Vivimos en unos tiempos en que hemos optado
por facilitarnos la vida al máximo posible. Que no haya necesidad de ir al
campo, mejor que nos lo traigan al supermercado. Que no tengamos que lavar a
mano, ya están las lavadoras. Los diez hijos de antes quedan convertidos en
dos. Para qué andar largos caminos si tenemos coches. El correo mejor mandarlo
por e-mail. El pan con chocolate de la merienda, convertido en un bollo… Todo
ha sido transformado, todo ha sido simplificado. Y yo me pregunto si, en vez de
facilitarnos las cosas, no nos estaremos atontando.
Aún así, conforme mi abuela me va relatando
su infancia, me voy alegrando de haber nacido ahora y no hace sesenta años. Sin
duda, he tenido suerte. Y en eso me encuentro pensando, cuando oigo a mi abuela
decir que su padre tenía una bicicleta que siempre dejaba tirada en la calle y
nunca nadie se molestó en robar. Dice que la puerta de casa siempre la tenían
abierta, que la gente del pueblo entraba como si de la suya propia se tratara,
que ella entraba en las de los vecinos sin necesidad de pedir permiso. Dice que
todo el día andaban de un lado para el otro, sin ninguna preocupación; que no
había quien robara ni hiciera mal, que las cosas no eran fáciles pero que ellos
eran felices. Y, entonces es cuando se me rompen los esquemas.
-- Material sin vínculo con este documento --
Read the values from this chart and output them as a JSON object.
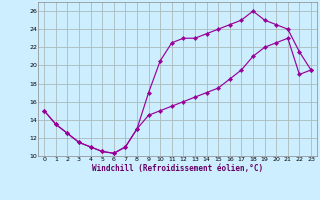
{
  "xlabel": "Windchill (Refroidissement éolien,°C)",
  "bg_color": "#cceeff",
  "line_color": "#990099",
  "grid_color": "#aabbbb",
  "xlim": [
    -0.5,
    23.5
  ],
  "ylim": [
    10,
    27
  ],
  "xticks": [
    0,
    1,
    2,
    3,
    4,
    5,
    6,
    7,
    8,
    9,
    10,
    11,
    12,
    13,
    14,
    15,
    16,
    17,
    18,
    19,
    20,
    21,
    22,
    23
  ],
  "yticks": [
    10,
    12,
    14,
    16,
    18,
    20,
    22,
    24,
    26
  ],
  "line1_x": [
    0,
    1,
    2,
    3,
    4,
    5,
    6,
    7,
    8,
    9,
    10,
    11,
    12,
    13,
    14,
    15,
    16,
    17,
    18,
    19,
    20,
    21,
    22,
    23
  ],
  "line1_y": [
    15.0,
    13.5,
    12.5,
    11.5,
    11.0,
    10.5,
    10.3,
    11.0,
    13.0,
    17.0,
    20.5,
    22.5,
    23.0,
    23.0,
    23.5,
    24.0,
    24.5,
    25.0,
    26.0,
    25.0,
    24.5,
    24.0,
    21.5,
    19.5
  ],
  "line2_x": [
    0,
    1,
    2,
    3,
    4,
    5,
    6,
    7,
    8,
    9,
    10,
    11,
    12,
    13,
    14,
    15,
    16,
    17,
    18,
    19,
    20,
    21,
    22,
    23
  ],
  "line2_y": [
    15.0,
    13.5,
    12.5,
    11.5,
    11.0,
    10.5,
    10.3,
    11.0,
    13.0,
    14.5,
    15.0,
    15.5,
    16.0,
    16.5,
    17.0,
    17.5,
    18.5,
    19.5,
    21.0,
    22.0,
    22.5,
    23.0,
    19.0,
    19.5
  ]
}
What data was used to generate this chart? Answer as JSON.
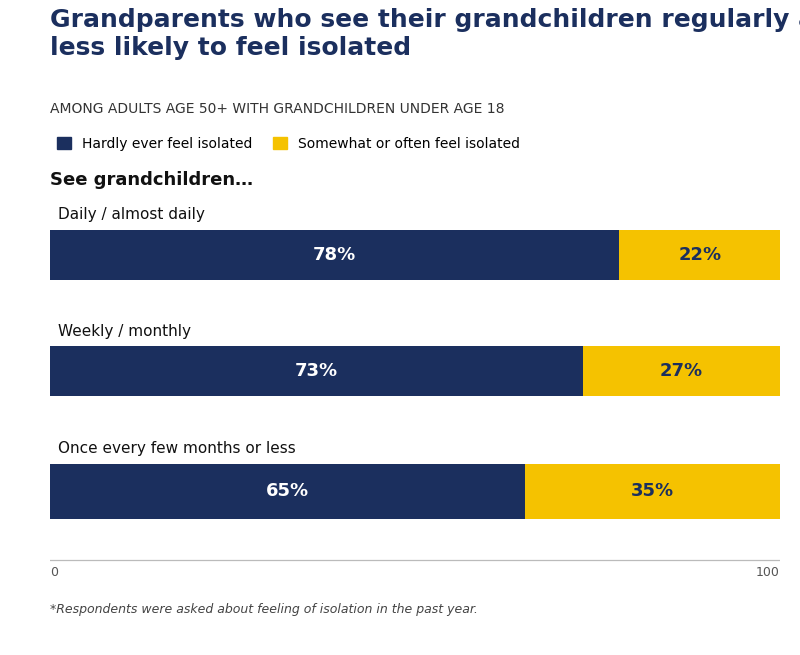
{
  "title": "Grandparents who see their grandchildren regularly are\nless likely to feel isolated",
  "subtitle": "AMONG ADULTS AGE 50+ WITH GRANDCHILDREN UNDER AGE 18",
  "section_label": "See grandchildren…",
  "categories": [
    "Daily / almost daily",
    "Weekly / monthly",
    "Once every few months or less"
  ],
  "dark_values": [
    78,
    73,
    65
  ],
  "light_values": [
    22,
    27,
    35
  ],
  "dark_color": "#1b2f5e",
  "light_color": "#f5c200",
  "dark_label": "Hardly ever feel isolated",
  "light_label": "Somewhat or often feel isolated",
  "footnote": "*Respondents were asked about feeling of isolation in the past year.",
  "bg_color": "#ffffff",
  "panel_bg_color": "#e5e5e5",
  "title_color": "#1b2f5e",
  "xlim": [
    0,
    100
  ],
  "bar_label_fontsize": 13,
  "title_fontsize": 18,
  "subtitle_fontsize": 10,
  "legend_fontsize": 10,
  "category_fontsize": 11,
  "section_fontsize": 13,
  "footnote_fontsize": 9
}
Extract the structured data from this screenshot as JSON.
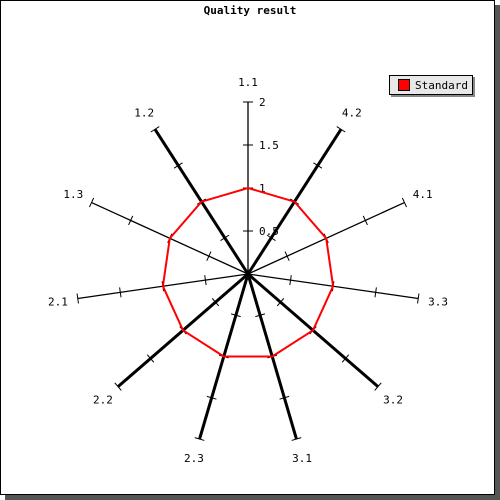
{
  "chart_data": {
    "type": "radar",
    "title": "Quality result",
    "categories": [
      "1.1",
      "4.2",
      "4.1",
      "3.3",
      "3.2",
      "3.1",
      "2.3",
      "2.2",
      "2.1",
      "1.3",
      "1.2"
    ],
    "series": [
      {
        "name": "Standard",
        "values": [
          1,
          1,
          1,
          1,
          1,
          1,
          1,
          1,
          1,
          1,
          1
        ],
        "color": "#ff0000"
      }
    ],
    "rlim": [
      0,
      2
    ],
    "ticks": [
      0.5,
      1,
      1.5,
      2
    ],
    "tick_labels": [
      "0.5",
      "1",
      "1.5",
      "2"
    ],
    "grid": false,
    "legend_position": "top-right"
  }
}
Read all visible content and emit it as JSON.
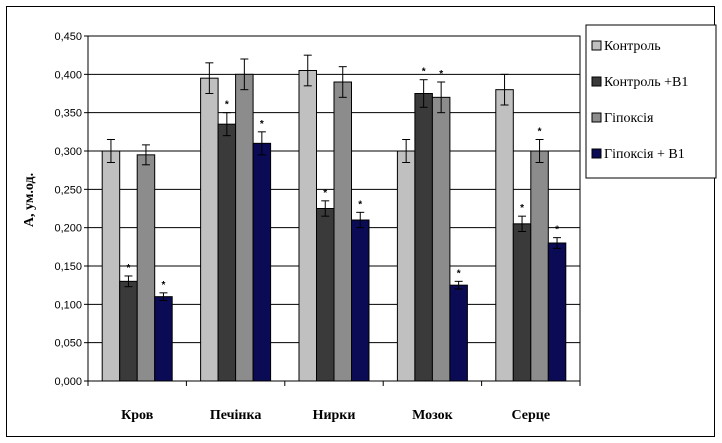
{
  "chart_data": {
    "type": "bar",
    "ylabel": "А, ум.од.",
    "ylim": [
      0,
      0.45
    ],
    "ytick_step": 0.05,
    "ytick_labels": [
      "0,000",
      "0,050",
      "0,100",
      "0,150",
      "0,200",
      "0,250",
      "0,300",
      "0,350",
      "0,400",
      "0,450"
    ],
    "grid": true,
    "legend_position": "right",
    "categories": [
      "Кров",
      "Печінка",
      "Нирки",
      "Мозок",
      "Серце"
    ],
    "significance_marker": "*",
    "series": [
      {
        "name": "Контроль",
        "color": "#c0c0c0",
        "values": [
          0.3,
          0.395,
          0.405,
          0.3,
          0.38
        ],
        "errors": [
          0.015,
          0.02,
          0.02,
          0.015,
          0.02
        ],
        "significant": [
          false,
          false,
          false,
          false,
          false
        ]
      },
      {
        "name": "Контроль +В1",
        "color": "#3a3a3a",
        "values": [
          0.13,
          0.335,
          0.225,
          0.375,
          0.205
        ],
        "errors": [
          0.007,
          0.015,
          0.01,
          0.018,
          0.01
        ],
        "significant": [
          true,
          true,
          true,
          true,
          true
        ]
      },
      {
        "name": "Гіпоксія",
        "color": "#8c8c8c",
        "values": [
          0.295,
          0.4,
          0.39,
          0.37,
          0.3
        ],
        "errors": [
          0.013,
          0.02,
          0.02,
          0.02,
          0.015
        ],
        "significant": [
          false,
          false,
          false,
          true,
          true
        ]
      },
      {
        "name": "Гіпоксія + В1",
        "color": "#0a0a55",
        "values": [
          0.11,
          0.31,
          0.21,
          0.125,
          0.18
        ],
        "errors": [
          0.005,
          0.015,
          0.01,
          0.005,
          0.007
        ],
        "significant": [
          true,
          true,
          true,
          true,
          true
        ]
      }
    ]
  }
}
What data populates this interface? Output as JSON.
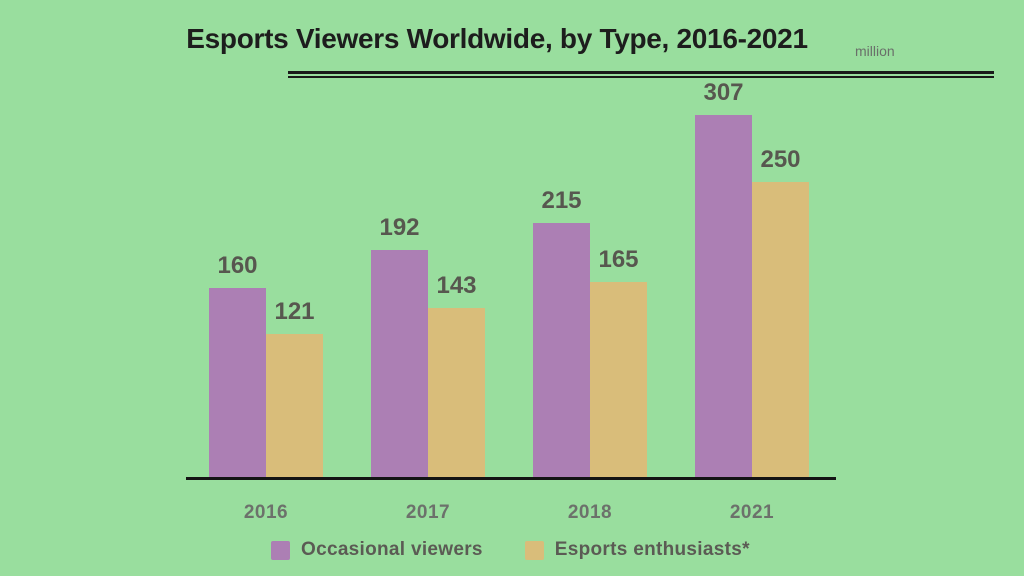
{
  "page": {
    "background": "#99de9e"
  },
  "header": {
    "title": "Esports Viewers Worldwide, by Type, 2016-2021",
    "unit_label": "million"
  },
  "chart_data": {
    "type": "bar",
    "title": "Esports Viewers Worldwide, by Type, 2016-2021",
    "unit": "million",
    "categories": [
      "2016",
      "2017",
      "2018",
      "2021"
    ],
    "series": [
      {
        "name": "Occasional viewers",
        "color": "#ac7fb4",
        "values": [
          160,
          192,
          215,
          307
        ]
      },
      {
        "name": "Esports enthusiasts*",
        "color": "#d9bd7a",
        "values": [
          121,
          143,
          165,
          250
        ]
      }
    ],
    "value_labels_shown": true,
    "grid": false,
    "legend_position": "bottom",
    "ylim": [
      0,
      330
    ],
    "colors": {
      "background": "#99de9e",
      "title": "#1d1d1d",
      "axis_line": "#141414",
      "value_label": "#57574f",
      "category_label": "#6c716b",
      "legend_text": "#5b5b54"
    }
  }
}
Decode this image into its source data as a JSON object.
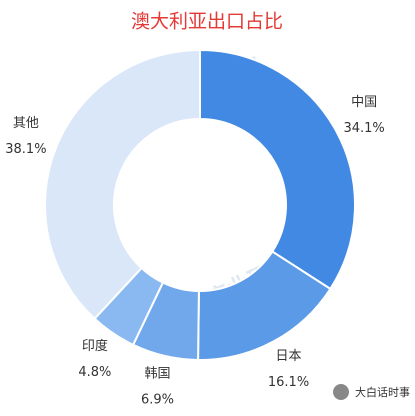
{
  "chart_data": {
    "type": "donut",
    "title": "澳大利亚出口占比",
    "categories": [
      "中国",
      "日本",
      "韩国",
      "印度",
      "其他"
    ],
    "values": [
      34.1,
      16.1,
      6.9,
      4.8,
      38.1
    ],
    "value_labels": [
      "34.1%",
      "16.1%",
      "6.9%",
      "4.8%",
      "38.1%"
    ],
    "colors": [
      "#4189e2",
      "#5a9ae6",
      "#70a8eb",
      "#8ab8f0",
      "#d9e7f9"
    ],
    "watermark": "前瞻产业研究院",
    "source": "大白话时事"
  }
}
Resulta que nos hemos facilitado la vida, que
la hemos simplificado. Hemos procurado hacer las cosas más sencillas, hemos
trabajado por mejorarlas. Sin embargo, las personas nos hemos hecho peores. Nos
hemos olvidado del convivir, hemos dejado atrás las buenas costumbres. Ya no
hay quien deje la puerta de casa abierta, ni la bici sin atar en la calle. Ya no
se deja a los niños ir y venir, salir y entrar, correr y campar a sus anchas. Hemos
cambiado muchas cosas pero me pregunto si no nos habremos pasado. Me gusta todo
lo que me cuenta mi abuela, cada historia, cada detalle pero, sin duda, mi
momento preferido es cuando le oigo decir que, a pesar de todo esto, ellos eran
felices. A fin de cuentas, en la vida, esto es lo más importante.
En las cosas más pequeñas e insignificantes se encuentra la verdadera felicidad. Me ha gustado mucho ver esta entrada pues destacas aquello con lo que nuestros mayores disfrutaban y nosotros nos hemos perdido y se perderán quienes vengan después de nosotros. Muchas gracias!!